The Agricultural Commodity Exchange for Africa (ACE) says heavy maize imports by authorities and cooperating partners could lead to the collapse of local maize prices.
In a letter to its stakeholders signed by Chief Executive Officer, Kristian Moller, ACE said it has noticed with concern that government and food aid suppliers seem to restrict supply of local maize and only procure imported maize.
“There is no dispute that the country will need maize imports but the concern is that the current procurement strategy has removed demand for local maize, resulting in downward pressure of prices removing traders’ incentives to trade across markets and store maize to lean season.
“If the local maize prices collapse, it will have a significant impact on next year’s production,” Moller said.

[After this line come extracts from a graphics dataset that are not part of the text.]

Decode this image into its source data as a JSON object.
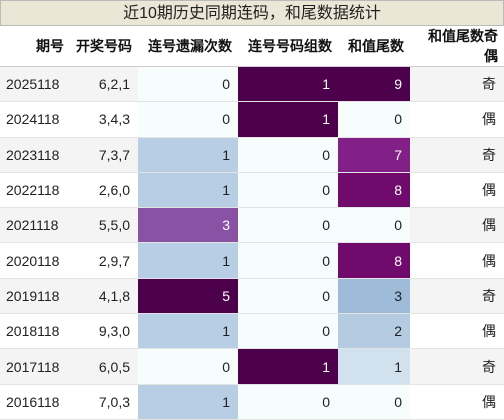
{
  "title": "近10期历史同期连码，和尾数据统计",
  "table": {
    "headers": [
      "期号",
      "开奖号码",
      "连号遗漏次数",
      "连号号码组数",
      "和值尾数",
      "和值尾数奇偶"
    ],
    "rows": [
      [
        "2025118",
        "6,2,1",
        0,
        1,
        9,
        "奇"
      ],
      [
        "2024118",
        "3,4,3",
        0,
        1,
        0,
        "偶"
      ],
      [
        "2023118",
        "7,3,7",
        1,
        0,
        7,
        "奇"
      ],
      [
        "2022118",
        "2,6,0",
        1,
        0,
        8,
        "偶"
      ],
      [
        "2021118",
        "5,5,0",
        3,
        0,
        0,
        "偶"
      ],
      [
        "2020118",
        "2,9,7",
        1,
        0,
        8,
        "偶"
      ],
      [
        "2019118",
        "4,1,8",
        5,
        0,
        3,
        "奇"
      ],
      [
        "2018118",
        "9,3,0",
        1,
        0,
        2,
        "偶"
      ],
      [
        "2017118",
        "6,0,5",
        0,
        1,
        1,
        "奇"
      ],
      [
        "2016118",
        "7,0,3",
        1,
        0,
        0,
        "偶"
      ]
    ]
  }
}
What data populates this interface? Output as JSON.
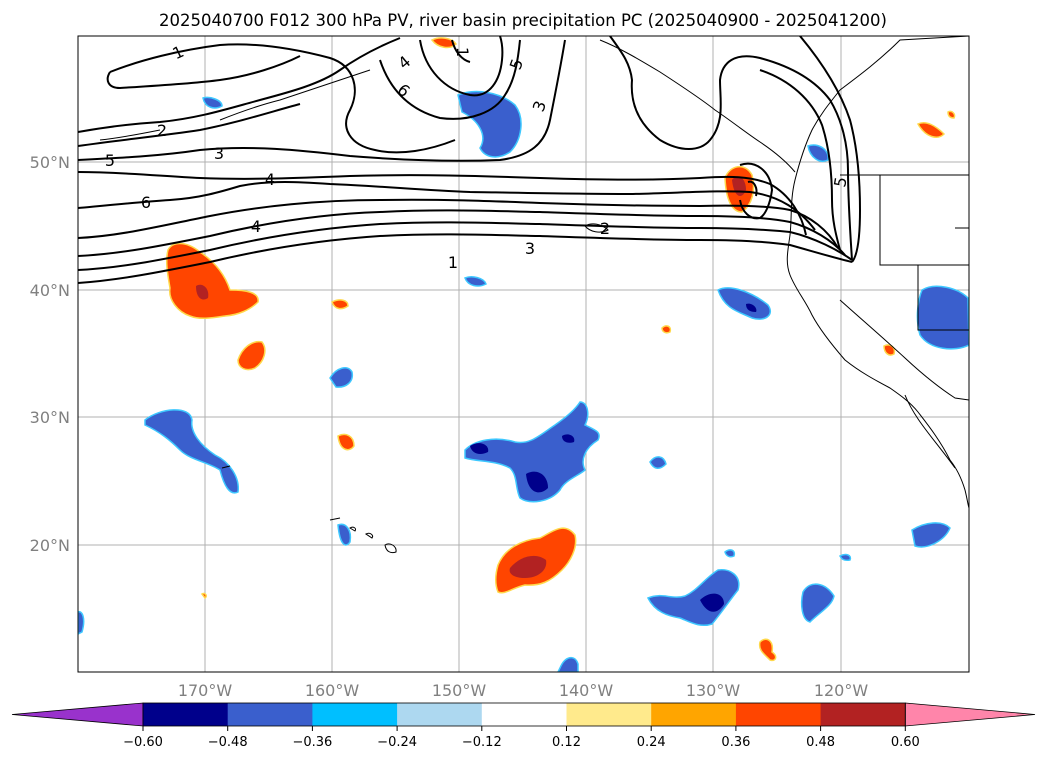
{
  "title": "2025040700 F012 300 hPa PV, river basin precipitation PC (2025040900 - 2025041200)",
  "map": {
    "lat_ticks": [
      "50°N",
      "40°N",
      "30°N",
      "20°N"
    ],
    "lon_ticks": [
      "170°W",
      "160°W",
      "150°W",
      "140°W",
      "130°W",
      "120°W"
    ]
  },
  "pv_contour_labels": [
    "1",
    "2",
    "3",
    "4",
    "5",
    "6",
    "1",
    "2",
    "3",
    "4",
    "5",
    "6",
    "4",
    "1",
    "3",
    "5"
  ],
  "colorbar": {
    "labels": [
      "−0.60",
      "−0.48",
      "−0.36",
      "−0.24",
      "−0.12",
      "0.12",
      "0.24",
      "0.36",
      "0.48",
      "0.60"
    ],
    "colors": [
      "#9932cc",
      "#00008b",
      "#3a5fcd",
      "#00bfff",
      "#add8f0",
      "#ffffff",
      "#ffea8c",
      "#ffa500",
      "#ff4500",
      "#b22222",
      "#ff85aa"
    ]
  }
}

He said ACE and the International Food Policy Research Institute will communicate the risk to development partners.
“Their concern will rightly be that we risk of running out of maize if they procure all local maize now and no imports were made.
“Therefore, to give weight to the argument, ACE would like to gather realistic information of current maize stock levels and the ability of the industry to respond to shortages with imports,” Moller said.
ACE has since asked stakeholders to furnish it with the necessary information on amounts of the grain available in the country to advance its arguments.
“ACE believes that maize procurement should not have any restrictions, all suppliers with maize of any origin should be able to participate. To achieve this, ACE needs to present a realistic case that the industry is able to respond to the food shortage in a timely and cost effective manner.
“It is very crucial to achieve this for a healthy and well-functioning maize market and for longer term food security,” Moller said.
Agricultural Development and Marketing Corporation (Admarc) Chief Executive Officer, Foster Mulumbe, last week told journalists that the grain marketer had spent K22.4 billion to buy about 100,000 metric tonnes of the grain from the local market.
Mulumbe said that Admarc will procure an extra 300,000 metric tonnes of maize by November to prop up maize stocks.
He said Admarc will source 100,000 metric tonnes of the stock from Zambia while the rest is expected to be purchased from Romania, Brazil and Mexico.